World Book Day took place on March 1st and whilst there were a whole melange of events, lectures and readings to celebrate the written word across London, the way that most people experience it is the last minute panic of helping your child haphazardly throw together a costume that mildly resembles a famous literary character for school (pro tips: Harry Potter just needs glasses and a drawn on scar and graphic novels don’t count so sadly Batman’s out). Whilst this often unremembered scholastic equivalent of Halloween might seem a little forced, any tactic to help kids get into reading from a young age can only be a good thing as there are some ominous black clouds on the horizon for literature in 2018 (along with quite a few other issues but let’s stay focused). In all of the pageantry of this year’s World Book Day, a study was quietly released that revealed that Public Libraries across the nation have suffered a drastic reduction in stock, with stock having been reduced by nearly a full fifth since 2010, from 78.4 million in 2010/11 to 63.3 million in 2016/17, a reduction of 15.1 million, or 19% and the total lending stock has fallen by 7.7 million.
These cuts are emblematic of how libraries across England have been struggling against ever encroaching cuts. In what seemed like a particularly cruel irony Northamptonshire council announced the drastic move of shuttering 21 libraries (whilst a further 22 would only be open one day a week for eight hours) on World Book Day itself. The move was made following a consultation with locals, and follows protests and petitions from thousands of residents, along with world famous authors including the Northampton dwelling novelist/genius/oddball Alan Moore and His Dark Materials author Philip Pullman. Public libraries seem to be undergoing a protracted rear-guard action in the face of a rather stark economic reality; problems compounded by the fact that Carillion, that vanquished corporate behemoth, was (for a reason that presumably made sense to someone somewhere) responsible for the management of library services in several London boroughs through a non-profit arm called Cultural Community Solutions, which has caused chaos due to Carillion’s collapse.
This is not the end of the bad news for books to bubble up around what should be the time of year where they are most celebrated. The results of the annual National Literacy Trust survey (also released on World Book Day, a March 1st that will clearly live in infamy) found that over half of children at Key Stage Two are not being read to at home. This is particularly disheartening information, as not only does it hold implications on how increasingly glowing screens are expanding to take on the role of unofficial babysitter for more and more children, but also because studies have shown that children are encountering more and more fake news online and a staggering 20% of children aged between eight and 15 believe everything they read online is true, and 35% of UK teachers say pupils have cited fake news or false information found online as fact in their work.
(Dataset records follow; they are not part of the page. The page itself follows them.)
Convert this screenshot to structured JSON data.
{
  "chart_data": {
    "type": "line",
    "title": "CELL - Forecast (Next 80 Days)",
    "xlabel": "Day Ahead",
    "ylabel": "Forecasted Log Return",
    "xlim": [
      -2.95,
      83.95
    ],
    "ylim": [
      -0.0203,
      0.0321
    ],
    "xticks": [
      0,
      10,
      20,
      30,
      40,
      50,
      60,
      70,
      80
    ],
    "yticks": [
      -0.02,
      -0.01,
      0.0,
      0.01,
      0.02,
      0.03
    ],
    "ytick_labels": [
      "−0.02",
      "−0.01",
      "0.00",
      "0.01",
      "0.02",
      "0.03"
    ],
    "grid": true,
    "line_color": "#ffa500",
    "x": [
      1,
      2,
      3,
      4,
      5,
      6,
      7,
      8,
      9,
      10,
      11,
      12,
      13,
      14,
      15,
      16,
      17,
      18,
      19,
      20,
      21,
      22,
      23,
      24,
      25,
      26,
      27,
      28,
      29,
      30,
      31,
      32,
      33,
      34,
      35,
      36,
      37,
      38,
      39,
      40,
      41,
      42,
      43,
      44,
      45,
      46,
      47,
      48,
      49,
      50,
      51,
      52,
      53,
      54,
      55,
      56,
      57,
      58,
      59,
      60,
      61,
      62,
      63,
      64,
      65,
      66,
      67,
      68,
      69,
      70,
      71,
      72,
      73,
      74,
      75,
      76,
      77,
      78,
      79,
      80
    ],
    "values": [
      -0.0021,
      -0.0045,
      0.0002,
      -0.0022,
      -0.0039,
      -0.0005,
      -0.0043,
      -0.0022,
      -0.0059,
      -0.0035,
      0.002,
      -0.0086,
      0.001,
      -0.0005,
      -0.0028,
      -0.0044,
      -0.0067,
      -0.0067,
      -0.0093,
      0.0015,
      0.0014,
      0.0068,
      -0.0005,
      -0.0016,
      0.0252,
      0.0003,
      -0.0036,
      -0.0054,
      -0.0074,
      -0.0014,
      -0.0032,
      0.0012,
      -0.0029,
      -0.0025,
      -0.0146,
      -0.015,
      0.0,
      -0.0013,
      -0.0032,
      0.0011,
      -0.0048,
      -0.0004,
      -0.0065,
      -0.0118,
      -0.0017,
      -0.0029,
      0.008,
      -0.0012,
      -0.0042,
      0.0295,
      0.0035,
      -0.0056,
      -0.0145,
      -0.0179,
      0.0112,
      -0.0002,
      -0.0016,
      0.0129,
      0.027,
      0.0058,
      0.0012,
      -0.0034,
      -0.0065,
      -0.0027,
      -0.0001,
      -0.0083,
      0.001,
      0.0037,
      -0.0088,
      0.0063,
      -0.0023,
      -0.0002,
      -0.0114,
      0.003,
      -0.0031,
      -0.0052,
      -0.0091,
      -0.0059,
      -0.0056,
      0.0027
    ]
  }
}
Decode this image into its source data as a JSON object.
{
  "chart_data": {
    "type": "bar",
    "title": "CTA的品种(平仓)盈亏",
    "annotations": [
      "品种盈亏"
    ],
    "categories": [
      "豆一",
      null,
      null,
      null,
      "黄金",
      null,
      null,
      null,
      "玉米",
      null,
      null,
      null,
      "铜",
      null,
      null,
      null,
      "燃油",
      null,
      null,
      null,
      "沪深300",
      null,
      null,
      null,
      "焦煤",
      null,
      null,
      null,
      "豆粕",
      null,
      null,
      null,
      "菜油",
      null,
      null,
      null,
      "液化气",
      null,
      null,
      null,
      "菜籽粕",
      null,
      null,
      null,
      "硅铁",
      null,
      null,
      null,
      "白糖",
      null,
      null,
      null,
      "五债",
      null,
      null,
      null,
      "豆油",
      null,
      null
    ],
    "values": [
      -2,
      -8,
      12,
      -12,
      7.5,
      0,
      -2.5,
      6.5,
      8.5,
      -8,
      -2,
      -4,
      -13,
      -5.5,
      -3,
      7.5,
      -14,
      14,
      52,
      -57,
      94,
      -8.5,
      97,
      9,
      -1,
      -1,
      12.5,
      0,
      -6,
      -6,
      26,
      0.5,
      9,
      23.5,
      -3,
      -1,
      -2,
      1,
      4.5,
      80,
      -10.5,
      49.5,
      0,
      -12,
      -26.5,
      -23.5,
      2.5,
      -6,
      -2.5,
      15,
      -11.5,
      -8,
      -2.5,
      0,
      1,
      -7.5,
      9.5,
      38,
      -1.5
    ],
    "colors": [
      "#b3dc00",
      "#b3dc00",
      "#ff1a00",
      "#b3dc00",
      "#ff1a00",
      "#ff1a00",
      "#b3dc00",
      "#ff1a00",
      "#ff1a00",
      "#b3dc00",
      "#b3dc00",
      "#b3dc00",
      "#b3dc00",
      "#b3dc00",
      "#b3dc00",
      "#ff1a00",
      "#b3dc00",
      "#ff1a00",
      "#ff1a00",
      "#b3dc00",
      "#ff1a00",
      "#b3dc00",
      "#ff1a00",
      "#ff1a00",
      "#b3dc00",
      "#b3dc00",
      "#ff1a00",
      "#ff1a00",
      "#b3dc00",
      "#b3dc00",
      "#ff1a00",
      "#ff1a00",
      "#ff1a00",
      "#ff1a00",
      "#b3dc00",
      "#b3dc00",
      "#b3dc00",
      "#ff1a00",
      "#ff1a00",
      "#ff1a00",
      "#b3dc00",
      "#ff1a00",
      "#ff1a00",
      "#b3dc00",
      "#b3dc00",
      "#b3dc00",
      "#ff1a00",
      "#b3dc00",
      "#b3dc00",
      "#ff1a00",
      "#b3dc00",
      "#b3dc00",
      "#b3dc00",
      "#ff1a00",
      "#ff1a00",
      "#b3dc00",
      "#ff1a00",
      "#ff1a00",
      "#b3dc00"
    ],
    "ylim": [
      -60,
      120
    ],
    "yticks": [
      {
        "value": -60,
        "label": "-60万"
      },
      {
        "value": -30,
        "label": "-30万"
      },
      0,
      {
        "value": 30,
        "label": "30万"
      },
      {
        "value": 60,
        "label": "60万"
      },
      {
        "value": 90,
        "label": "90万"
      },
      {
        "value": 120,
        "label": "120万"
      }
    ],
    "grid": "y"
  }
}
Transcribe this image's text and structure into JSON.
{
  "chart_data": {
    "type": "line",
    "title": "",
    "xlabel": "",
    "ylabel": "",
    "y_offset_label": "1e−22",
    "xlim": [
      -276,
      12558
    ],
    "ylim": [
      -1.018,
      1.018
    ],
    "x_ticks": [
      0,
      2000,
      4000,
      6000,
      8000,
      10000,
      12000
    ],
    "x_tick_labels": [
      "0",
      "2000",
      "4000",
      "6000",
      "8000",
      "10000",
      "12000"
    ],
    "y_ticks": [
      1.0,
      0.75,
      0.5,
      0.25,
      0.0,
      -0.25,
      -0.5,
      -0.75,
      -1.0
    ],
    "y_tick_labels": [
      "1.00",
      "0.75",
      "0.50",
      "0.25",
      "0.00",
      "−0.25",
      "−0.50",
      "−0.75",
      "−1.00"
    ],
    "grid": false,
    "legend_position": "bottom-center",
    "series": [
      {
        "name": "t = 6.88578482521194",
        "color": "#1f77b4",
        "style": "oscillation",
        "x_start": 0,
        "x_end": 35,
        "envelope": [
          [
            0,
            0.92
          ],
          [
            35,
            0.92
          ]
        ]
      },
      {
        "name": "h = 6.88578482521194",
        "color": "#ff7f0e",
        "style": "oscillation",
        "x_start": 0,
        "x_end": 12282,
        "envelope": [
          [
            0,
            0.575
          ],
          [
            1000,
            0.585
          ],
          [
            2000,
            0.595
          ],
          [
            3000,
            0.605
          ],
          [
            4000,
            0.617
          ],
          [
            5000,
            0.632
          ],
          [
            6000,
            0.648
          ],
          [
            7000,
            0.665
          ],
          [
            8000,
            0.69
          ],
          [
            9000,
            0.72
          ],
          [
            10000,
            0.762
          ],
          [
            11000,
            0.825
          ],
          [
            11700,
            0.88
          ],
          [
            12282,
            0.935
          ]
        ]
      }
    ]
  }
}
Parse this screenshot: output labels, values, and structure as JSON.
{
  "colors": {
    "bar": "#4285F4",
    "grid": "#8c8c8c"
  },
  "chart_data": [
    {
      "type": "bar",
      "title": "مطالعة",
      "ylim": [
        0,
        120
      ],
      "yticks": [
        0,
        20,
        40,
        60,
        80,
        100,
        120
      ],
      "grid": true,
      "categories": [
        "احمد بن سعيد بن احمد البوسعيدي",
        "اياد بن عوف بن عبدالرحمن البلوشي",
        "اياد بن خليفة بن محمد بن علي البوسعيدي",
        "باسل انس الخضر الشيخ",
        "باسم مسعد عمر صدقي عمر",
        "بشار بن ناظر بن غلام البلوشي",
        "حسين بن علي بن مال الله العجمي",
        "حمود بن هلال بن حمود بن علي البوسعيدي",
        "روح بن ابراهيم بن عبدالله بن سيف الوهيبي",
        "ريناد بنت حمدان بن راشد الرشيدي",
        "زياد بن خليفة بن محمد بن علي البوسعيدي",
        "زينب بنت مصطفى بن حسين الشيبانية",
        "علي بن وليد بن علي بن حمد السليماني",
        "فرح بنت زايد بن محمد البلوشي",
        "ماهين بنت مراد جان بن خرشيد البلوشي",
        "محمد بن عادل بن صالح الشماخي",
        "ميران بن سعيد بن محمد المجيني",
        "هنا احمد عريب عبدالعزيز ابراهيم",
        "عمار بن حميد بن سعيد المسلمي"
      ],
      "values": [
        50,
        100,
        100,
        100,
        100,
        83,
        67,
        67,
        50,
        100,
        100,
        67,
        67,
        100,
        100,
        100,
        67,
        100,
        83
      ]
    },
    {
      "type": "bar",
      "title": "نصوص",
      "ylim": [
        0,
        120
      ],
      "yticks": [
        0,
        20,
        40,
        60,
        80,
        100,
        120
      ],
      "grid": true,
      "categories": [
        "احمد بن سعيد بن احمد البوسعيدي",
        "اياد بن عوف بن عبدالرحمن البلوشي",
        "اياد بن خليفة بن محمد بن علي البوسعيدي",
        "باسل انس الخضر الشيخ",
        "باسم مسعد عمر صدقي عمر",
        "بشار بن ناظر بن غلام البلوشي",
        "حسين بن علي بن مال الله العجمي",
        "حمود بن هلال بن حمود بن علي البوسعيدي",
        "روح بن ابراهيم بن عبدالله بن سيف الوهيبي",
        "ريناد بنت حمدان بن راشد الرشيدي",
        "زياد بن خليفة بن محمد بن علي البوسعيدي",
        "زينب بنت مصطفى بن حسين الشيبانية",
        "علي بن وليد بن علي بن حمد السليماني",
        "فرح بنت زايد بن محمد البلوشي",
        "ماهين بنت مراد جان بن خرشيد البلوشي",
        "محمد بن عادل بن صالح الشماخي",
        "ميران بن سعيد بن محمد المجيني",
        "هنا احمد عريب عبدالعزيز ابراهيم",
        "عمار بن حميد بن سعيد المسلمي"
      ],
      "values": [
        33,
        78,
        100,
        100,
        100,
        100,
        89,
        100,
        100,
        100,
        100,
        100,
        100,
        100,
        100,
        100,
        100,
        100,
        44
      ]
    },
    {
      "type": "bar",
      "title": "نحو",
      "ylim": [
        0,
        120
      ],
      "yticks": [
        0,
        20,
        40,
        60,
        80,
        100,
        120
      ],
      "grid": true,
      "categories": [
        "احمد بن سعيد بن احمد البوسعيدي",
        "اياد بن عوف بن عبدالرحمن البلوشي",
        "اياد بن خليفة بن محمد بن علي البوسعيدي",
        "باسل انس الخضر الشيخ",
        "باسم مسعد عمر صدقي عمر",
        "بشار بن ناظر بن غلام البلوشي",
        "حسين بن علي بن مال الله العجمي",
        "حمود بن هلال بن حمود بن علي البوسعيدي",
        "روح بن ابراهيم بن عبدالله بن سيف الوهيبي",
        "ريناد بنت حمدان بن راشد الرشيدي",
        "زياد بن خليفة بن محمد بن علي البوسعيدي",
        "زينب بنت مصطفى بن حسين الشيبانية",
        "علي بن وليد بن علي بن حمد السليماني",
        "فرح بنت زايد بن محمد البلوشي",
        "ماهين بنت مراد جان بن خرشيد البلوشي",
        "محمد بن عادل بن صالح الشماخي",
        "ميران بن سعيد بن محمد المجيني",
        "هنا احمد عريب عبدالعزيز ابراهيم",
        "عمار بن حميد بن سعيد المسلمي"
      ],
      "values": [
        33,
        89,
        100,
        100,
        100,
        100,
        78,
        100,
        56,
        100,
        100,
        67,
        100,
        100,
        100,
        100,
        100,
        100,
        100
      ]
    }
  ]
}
Reading comprehension, a big part of the Key Stage 1 and 2 curriculums, is particularly important for preparing children to become critically literate. It helps children accurately understand and interpret information by making connections between what they read and what they already know, working out what is important, and spotting the difference between fact and fiction. Other curriculum areas help to build the foundation skills needed to develop strong critical literacy skills, such as reading a wide range of texts for different purposes, learning about inference, and identifying how language structures and presentation contribute to meaning. If libraries continue their steady wane and children are left to fend for themselves on an internet engorged with lies, damn lies and Donald Trump’s tweets then humanities future won’t bright, it’ll be spray tan orange.